Radio- and audio-related products can be found in many corners of the NAB Show exhibit floor but the preponderance are in a dedicated section of the Central Hall. On Monday morning, traffic on the show floor in that area was intense.
Duncan Smith, general manager of United Kingdom-based Broadcast Bionics, says the company comes to NAB Show to help consolidate its image in the United States. “For us it’s about recognition, image and creating an overall positive broad perception,” said Smith. “We also use the event to talk to our strategic partners here, such as the Telos Alliance.” Broadcast Bionics is highlighting the Virtual Director visualization system for radio.
Good audio starts with the microphone, and audiophiles seemed interested in a new Audio-Technica large-diaphragm dynamic broadcast mic, the BP40. A-T is telling visitors about its “rich, natural, condenser-like sound” in a mic that has an estimated street price of $349.
Nautel is looking far down the digital radio highway with a product called HD Multiplex. It has developed technology that it says would allow the efficient transmission of up to nine streams or channels in 400 kHz or 15 in 600 kHz. It leverages iBiquity’s HD Radio technol- ogy and Nautel’s HD PowerBoost to multiplex multiple digital channels and is compatible with HD Radio Receivers and coexist with existing analog and digital HD Radio stations.
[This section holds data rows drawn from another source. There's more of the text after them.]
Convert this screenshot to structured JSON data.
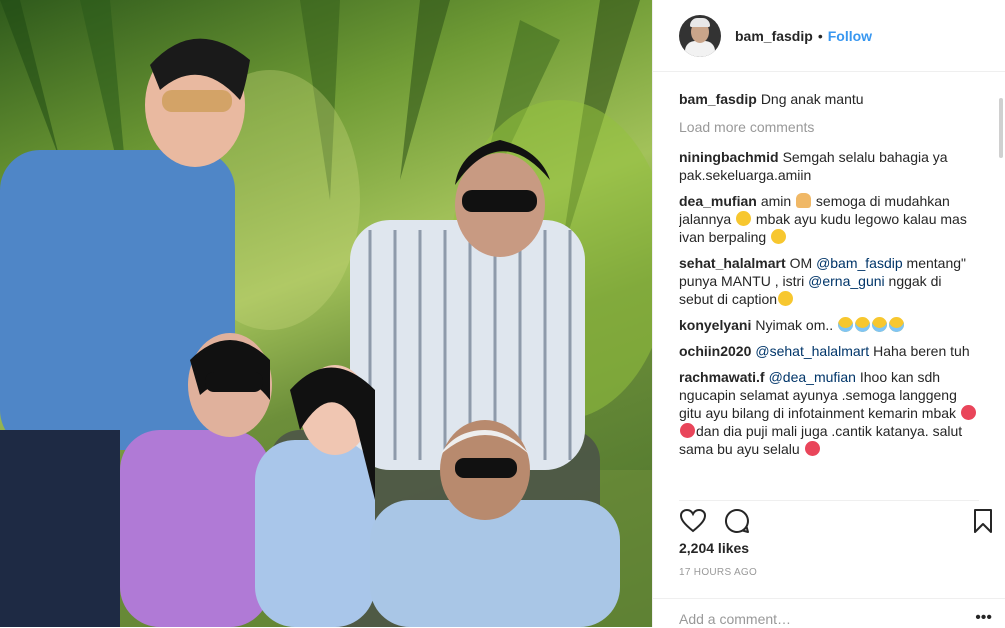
{
  "header": {
    "username": "bam_fasdip",
    "separator": "•",
    "follow_label": "Follow"
  },
  "caption": {
    "username": "bam_fasdip",
    "text": "Dng anak mantu"
  },
  "load_more_label": "Load more comments",
  "comments": [
    {
      "username": "niningbachmid",
      "parts": [
        {
          "t": "Semgah selalu bahagia ya pak.sekeluarga.amiin"
        }
      ]
    },
    {
      "username": "dea_mufian",
      "parts": [
        {
          "t": "amin "
        },
        {
          "e": "pray"
        },
        {
          "t": " semoga di mudahkan jalannya "
        },
        {
          "e": "smile"
        },
        {
          "t": " mbak ayu kudu legowo kalau mas ivan berpaling "
        },
        {
          "e": "smile"
        }
      ]
    },
    {
      "username": "sehat_halalmart",
      "parts": [
        {
          "t": "OM "
        },
        {
          "m": "@bam_fasdip"
        },
        {
          "t": " mentang\" punya MANTU , istri "
        },
        {
          "m": "@erna_guni"
        },
        {
          "t": " nggak di sebut di caption"
        },
        {
          "e": "grin"
        }
      ]
    },
    {
      "username": "konyelyani",
      "parts": [
        {
          "t": "Nyimak om.. "
        },
        {
          "e": "cry"
        },
        {
          "e": "cry"
        },
        {
          "e": "cry"
        },
        {
          "e": "cry"
        }
      ]
    },
    {
      "username": "ochiin2020",
      "parts": [
        {
          "m": "@sehat_halalmart"
        },
        {
          "t": " Haha beren tuh"
        }
      ]
    },
    {
      "username": "rachmawati.f",
      "parts": [
        {
          "m": "@dea_mufian"
        },
        {
          "t": " Ihoo kan sdh ngucapin selamat ayunya .semoga langgeng gitu ayu bilang di infotainment kemarin mbak "
        },
        {
          "e": "heart"
        },
        {
          "e": "heart"
        },
        {
          "t": "dan dia puji mali juga .cantik katanya. salut sama bu ayu selalu "
        },
        {
          "e": "heart"
        }
      ]
    }
  ],
  "likes": "2,204 likes",
  "timestamp": "17 HOURS AGO",
  "add_comment_placeholder": "Add a comment…",
  "more_label": "•••",
  "colors": {
    "link": "#3897f0",
    "mention": "#003569",
    "muted": "#999999"
  },
  "icons": [
    "heart-icon",
    "comment-icon",
    "bookmark-icon"
  ]
}
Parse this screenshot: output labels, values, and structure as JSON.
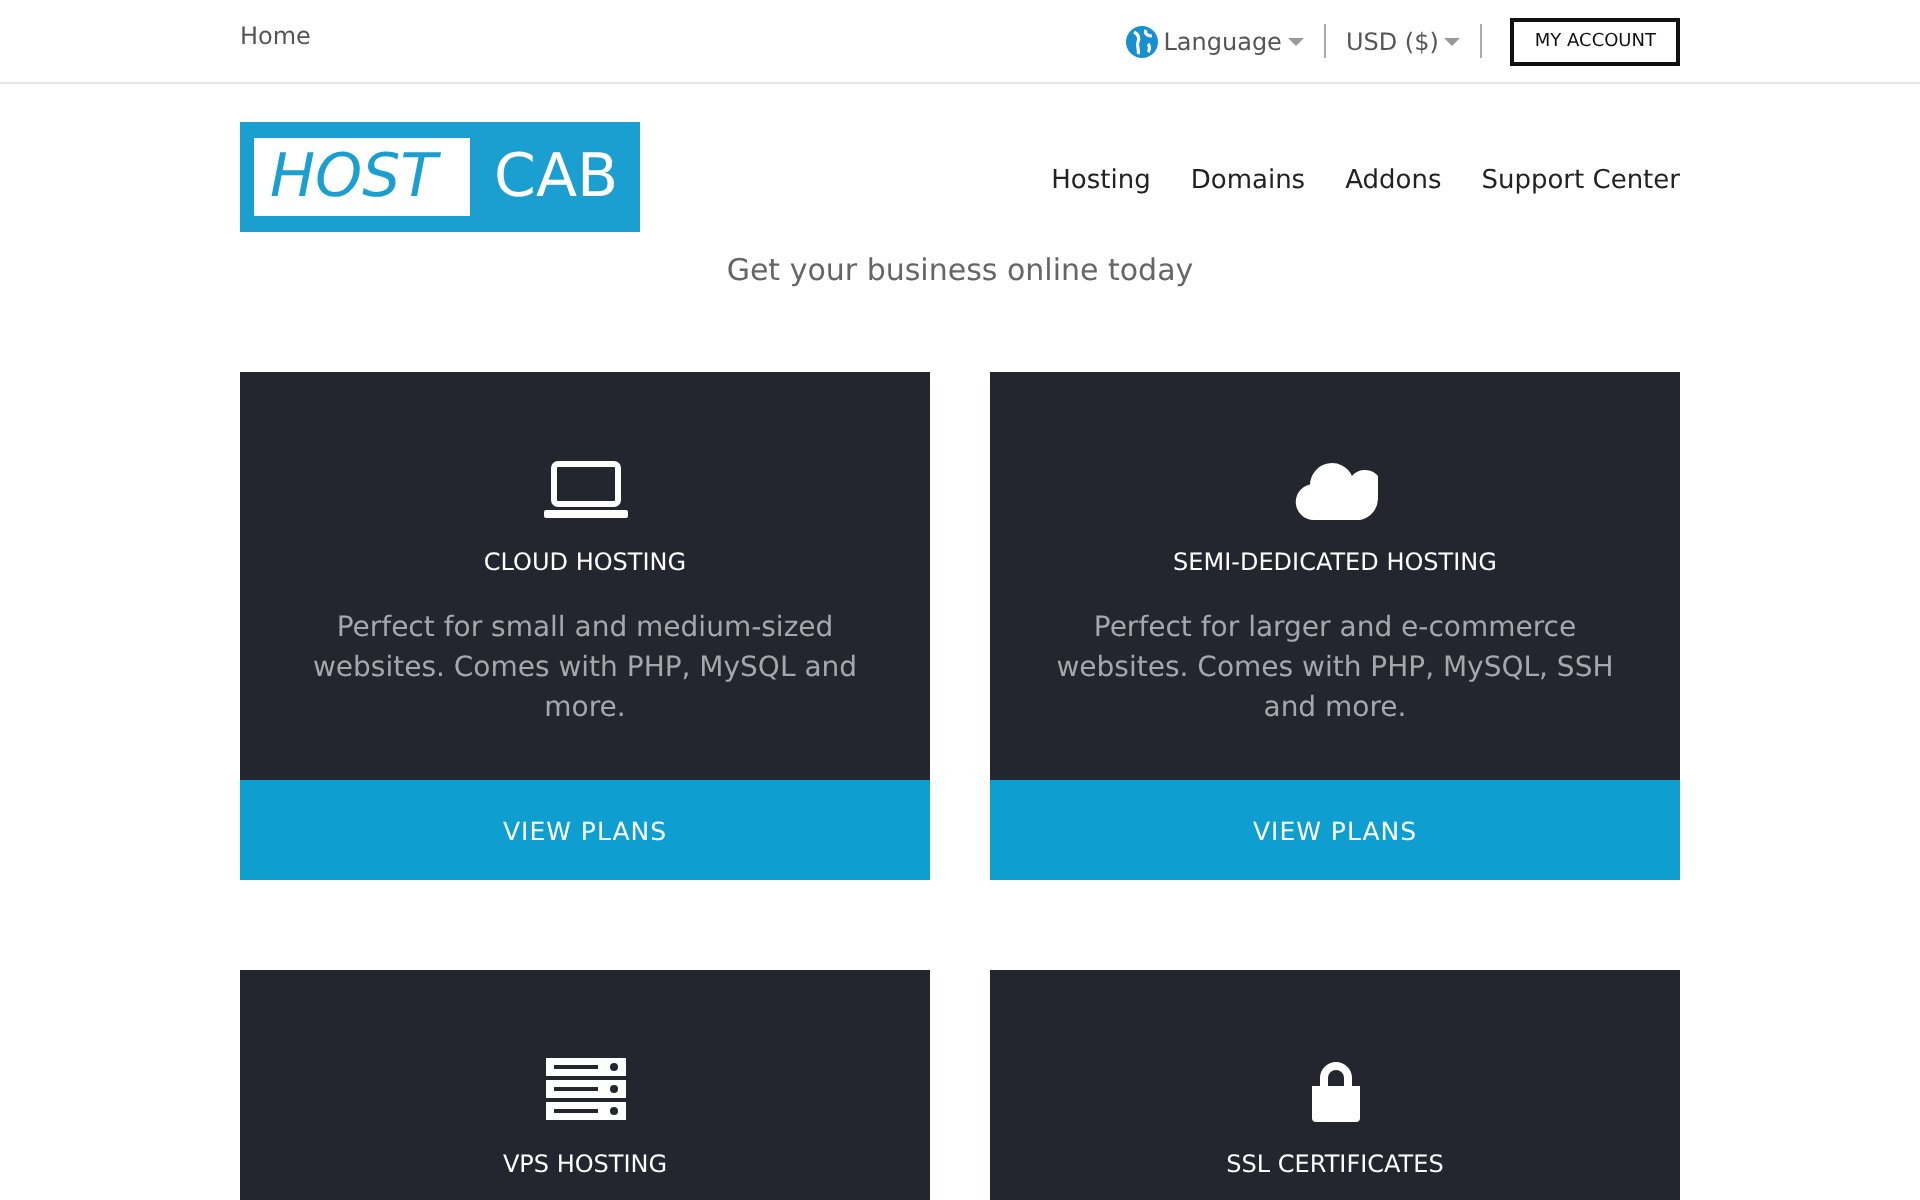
{
  "topbar": {
    "breadcrumb": "Home",
    "language": "Language",
    "currency": "USD ($)",
    "account_button": "MY ACCOUNT"
  },
  "header": {
    "logo": {
      "left": "HOST",
      "right": "CAB"
    },
    "nav": [
      "Hosting",
      "Domains",
      "Addons",
      "Support Center"
    ]
  },
  "tagline": "Get your business online today",
  "cards": [
    {
      "kind": "laptop",
      "title": "CLOUD HOSTING",
      "description": "Perfect for small and medium-sized websites. Comes with PHP, MySQL and more.",
      "button": "VIEW PLANS"
    },
    {
      "kind": "cloud",
      "title": "SEMI-DEDICATED HOSTING",
      "description": "Perfect for larger and e-commerce websites. Comes with PHP, MySQL, SSH and more.",
      "button": "VIEW PLANS"
    },
    {
      "kind": "server",
      "title": "VPS HOSTING"
    },
    {
      "kind": "lock",
      "title": "SSL CERTIFICATES"
    }
  ]
}
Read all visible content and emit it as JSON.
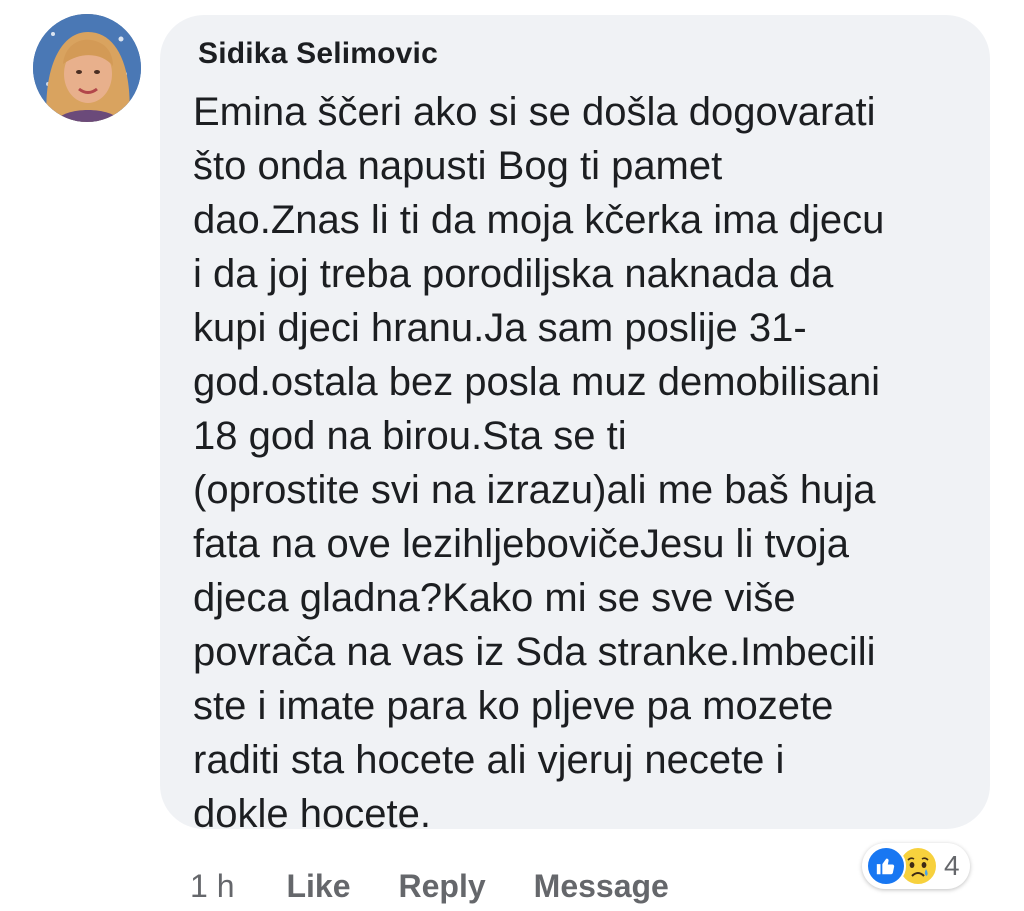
{
  "comment": {
    "author": "Sidika Selimovic",
    "lines": [
      "Emina ščeri ako si se došla dogovarati",
      "što onda napusti Bog ti pamet",
      "dao.Znas li ti da moja kčerka ima djecu",
      "i da joj treba porodiljska naknada da",
      "kupi djeci hranu.Ja sam poslije 31-",
      "god.ostala bez posla muz demobilisani",
      "18 god na birou.Sta se ti",
      "(oprostite svi na izrazu)ali me baš huja",
      "fata na ove lezihljebovičeJesu li tvoja",
      "djeca gladna?Kako mi se sve više",
      "povrača na vas iz Sda stranke.Imbecili",
      "ste i imate para ko pljeve pa mozete",
      "raditi sta hocete ali vjeruj necete i",
      "dokle hocete."
    ]
  },
  "actions": {
    "time": "1 h",
    "like": "Like",
    "reply": "Reply",
    "message": "Message"
  },
  "reactions": {
    "icons": [
      "like-icon",
      "sad-icon"
    ],
    "count": "4"
  },
  "colors": {
    "bubble": "#f0f2f5",
    "text": "#1c1e21",
    "secondary_text": "#65676b",
    "like_blue": "#1877f2",
    "sad_yellow": "#f7d13d"
  }
}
“We present this technology to foster discussion, and certainly the regulatory situation in each jurisdiction would need to assess the applicability of the technology,” Nautel’s John Whyte said.
DEVA Broadcast was busy on Monday morning. It is highlighting its new analog FM/ HD Radio audio monitor, the DB3011; its features include RDS/RBDS decoder, PAD and metadata display, AAC, AAC+, MP3, RTP, PCM audio decoding, selectable 50/75 μs de-emphasis, email/GPO/SNMP alarms and a variety of measurement and logging criteria. It has built-in Web and FTP servers and is compatible with Shoutcast and Icecast servers.
Also attracting attendee attention are expanded products for streaming, such as those offered by Inovonics. Its SIMON 614 monitors up to four separate Internet radio streams simultaneously. On Monday Inovonics was telling visitors about the unit’s Web interface that displays audio levels and essential metadata, and its support for email/SMS alarm messaging/logging and SNMP.
AES67 is a topic of active discus- sion among many exhibitors; Digigram is offering a demo of its LX-IP Ravenna sound card, which enables radio automation systems to connect to IP mixing consoles. It is also touting its Digigram ACIP codecs, which can now connect directly to an AES67 network.
Philippe Delacroix, president and CEO of Digigram, said the French company sees NAB Show as a way to improve the firm’s footprint in the United States, among other markets. “We are intensifying our presence here, particularly as regards AoIP products, and we have had a great start for the first day,” he said. “We have a good placement and a lot of visitors thus far.”
Likely to raise some eyebrows is an exhibit from Kintronic Labs, the Kintronic Ad- vanced Receiver, described as a state-of-the-art AM stereo receiver prototype that incorporates modern digital signal processing. Kintronic’s leadership has been active in the national discussion about AM revitalization.
BW Broadcast, too, had quite a crowd in its booth. The company is showcasing its TR300 V2 FM translator, TX2500 V2 transmitters and demonstrating its Encore product range.
The firm’s CEO Scott Incz said one major goal is to strengthen its distributor relations. “It’s all about the dealer relations. Most of the people in the industry come to the show, and so we need to be present, keep relationships thriving with our dealers, and strengthen our position. Face-to-face relationships make a real difference,” he said.